Question: If \[\dfrac{{{a^{n + 1}} + {b^{n + 1}}}}{{{a^n} + {b^n}}}\] be the A.M of a and b, then \[n = \] a...

Question

If $\dfrac{{{a^{n + 1}} + {b^{n + 1}}}}{{{a^n} + {b^n}}}$ be the A.M of a and b, then $n =$
a). $1$
b). $- 1$
c). $0$
d).

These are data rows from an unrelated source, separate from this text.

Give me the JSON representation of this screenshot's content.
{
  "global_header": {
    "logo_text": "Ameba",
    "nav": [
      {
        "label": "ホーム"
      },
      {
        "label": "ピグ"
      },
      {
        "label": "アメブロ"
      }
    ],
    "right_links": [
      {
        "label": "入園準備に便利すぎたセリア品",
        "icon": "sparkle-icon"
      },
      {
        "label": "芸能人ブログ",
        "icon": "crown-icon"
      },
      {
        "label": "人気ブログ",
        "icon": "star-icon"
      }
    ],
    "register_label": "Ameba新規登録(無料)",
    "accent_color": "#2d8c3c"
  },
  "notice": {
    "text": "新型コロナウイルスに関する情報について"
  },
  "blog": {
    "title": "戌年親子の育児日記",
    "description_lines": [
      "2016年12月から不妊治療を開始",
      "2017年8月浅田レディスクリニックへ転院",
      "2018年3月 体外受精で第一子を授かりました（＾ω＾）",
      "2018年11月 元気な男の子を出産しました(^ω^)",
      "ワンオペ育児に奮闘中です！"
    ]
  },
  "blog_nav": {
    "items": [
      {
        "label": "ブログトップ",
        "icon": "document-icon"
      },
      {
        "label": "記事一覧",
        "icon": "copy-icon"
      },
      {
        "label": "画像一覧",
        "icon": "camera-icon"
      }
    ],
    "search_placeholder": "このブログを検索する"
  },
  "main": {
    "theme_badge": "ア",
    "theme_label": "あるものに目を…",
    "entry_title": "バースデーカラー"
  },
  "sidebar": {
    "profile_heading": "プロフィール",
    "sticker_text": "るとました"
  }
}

None of these

Answer 1

Solution

Here we are asked to find the value of the term $n$ . They have given that the given expression is the arithmetic mean of two terms $a$ and $b$ . The arithmetic mean of two terms can be calculated by dividing the sum of those two terms by two, equating this and the given A.M and simplifying it will yield the value $n$ .
Formula: Formulas that we need to know:
Arithmetic mean of $a$ and $b$$$$ = \dfrac{{a + b}}{2}$
${a^x}.{a^y} = {a^{x + y}}$

Complete step-by-step solution:
It is given that $\dfrac{{{a^{n + 1}} + {b^{n + 1}}}}{{{a^n} + {b^n}}}$ is the arithmetic mean of the terms $a$ and $b$ . We aim to find the value of $n$
We know that the arithmetic mean of two terms (say $a$ and $b$ ) is nothing but the average of those two terms, that is $\dfrac{{a + b}}{2}$ .
Thus, from the given data we get $\dfrac{{a + b}}{2} = \dfrac{{{a^{n + 1}} + {b^{n + 1}}}}{{{a^n} + {b^n}}}$ . Now let us simplify this expression to find the value of the term $n$ .
Consider the expression, $\dfrac{{a + b}}{2} = \dfrac{{{a^{n + 1}} + {b^{n + 1}}}}{{{a^n} + {b^n}}}$
On cross multiplying the above expression, we get
$\Rightarrow \left( {{a^n} + {b^n}} \right)\left( {a + b} \right) = 2\left( {{a^{n + 1}} + {b^{n + 1}}} \right)$
Let’s multiply the two terms on the left-hand side.
$\Rightarrow {a^n}a + {a^n}b + {b^n}a + {b^n}b = 2\left( {{a^{n + 1}} + {b^{n + 1}}} \right)$
Using the formula ${a^x}.{a^y} = {a^{x + y}}$ we get
$\Rightarrow {a^{n + 1}} + {a^n}b + {b^n}a + {b^{n + 1}} = 2\left( {{a^{n + 1}} + {b^{n + 1}}} \right)$
Now let us multiply two on the right-hand side.
$\Rightarrow {a^{n + 1}} + {a^n}b + {b^n}a + {b^{n + 1}} = 2{a^{n + 1}} + 2{b^{n + 1}}$
Let’s shift the terms ${a^{n + 1}}$ and ${b^{n + 1}}$ to the other side.
$\Rightarrow {a^n}b + {b^n}a = {a^{n + 1}} + {b^{n + 1}}$
On simplifying the above, we get
$\Rightarrow {a^n}b + {b^n}a = {a^{n + 1}} + {b^{n + 1}}$
Now let’s shift the terms ${b^n}a$ and ${a^{n + 1}}$ to the other side.
$\Rightarrow {a^n}b - {a^{n + 1}} = {b^{n + 1}} - {b^n}a$
Let’s split the terms using the formula ${a^x}.{a^y} = {a^{x + y}}$
$\Rightarrow {a^n}b - {a^n}.a = {b^n}.b - {b^n}a$
Now let’s take ${a^n}$ and ${b^n}$ commonly out from the left and right side respectively.
$\Rightarrow {a^n}\left( {b - a} \right) = {b^n}\left( {b - a} \right)$
On simplifying this we get
$\Rightarrow {a^n} = {b^n}$
$\Rightarrow \dfrac{{{a^n}}}{{{b^n}}} = 1$
$n = 0$
$\Rightarrow n = 0$
Thus, we have found the value $n$
Now let us see the options to find the right answer.
Option (a) $1$ is an incorrect answer as we got $n = 0$ in our calculation.
Option (b) $- 1$ is an incorrect answer as we got $n = 0$ in our calculation.
Option (c) $0$ is the correct answer as we got the same value in our calculation above.
Option (d) None of the above is the incorrect answer as we got the option (c) as the correct answer.
Hence, option (c) $0$ is the correct answer.

Note: The arithmetic mean of any number of data can be calculated as the sum of the given data divided by the total number of the data. In the above calculation, we got that ${\left( {\dfrac{a}{b}} \right)^n} = 1 \Rightarrow n = 0$ this is because anything raised to the power $0$ equals $1$ thus we got $n = 0$ .